If you assign units to a number or an integer, that further constrains how you use the underlying data.
You can’t add inches and seconds together. To add seconds and years you must convert units.
Virtual entities exist on virtual systems where types dictate abstractions imposed on information and constrain the way that information interacts or equivalently what computations may be performed on that data. These restrictions lead to virtual entities that follow virtual rules as opposed to physical entities which follow physical rules.
Virtual is REAL!!!
It’s very important to emphasize that virtual systems and virtual entities are real. We sometimes forget this because there are a lot of possibilities for how you can organize virtual systems. The possibilities are so diverse it almost seems invented, contrived, or imaginary, unlike the physical world which has such clearly defined limitations. But Virtual systems are very real, even if they involve patterns of interactions agnostic of medium(computation), and abstractions imposed on information constraining computation(types, or virtual entities).

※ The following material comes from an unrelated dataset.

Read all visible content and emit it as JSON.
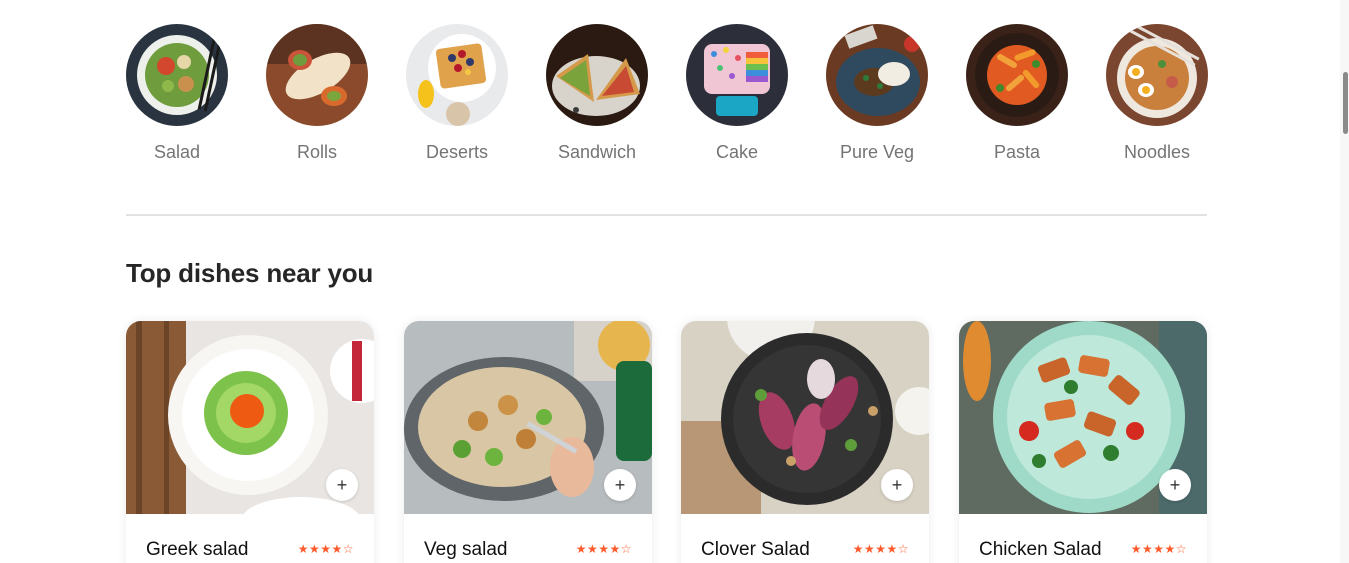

As humans we are virtual entities. Our physical matter could be replaced without changing our identity or what makes us who we are. The same could be said of society or a computer program.
The capabilities of our virtual systems, whether the human mind or human society, can be used to better describe and predict the behavior of the physical systems on which they are built. By recognizing imposed structures and computation, even if they are imposed by a system subject to underlying failure, we can effectively simplify the physical world into virtual interactions.
A mistake we could make, would be to not recognize the true constraints of our virtual systems, falsely treating them like a physical system, instead of accurately representing the rules they follow.
Another fatal mistake would be failing to recognize the relationships that create these virtual systems.
Physical Matter cannot be created or destroyed, thanks to the law of conservation of matter, but there is no such limitation on accounting information, or better yet, virtual resources allocated through accounting virtual information systems.
It can be INCREDIBLY empowering to recognize the true constraints and capabilities of our virtual systems. That allows us to act up to the boundaries of these systems and realize our full potential if desired.
It is also EXTREMELY important to recognize the foundations of these virtual systems. In the case of finance, what social, political, and legal relationships help create these productive financial relationships? What things might lead these underlying relationships to break down, which would then require us to give attention to social, political and legal issues, assuming we want financial relationships to continue to function?
I don’t have the all the answers, I’m trying to find the right concepts to be able to ask insightful questions.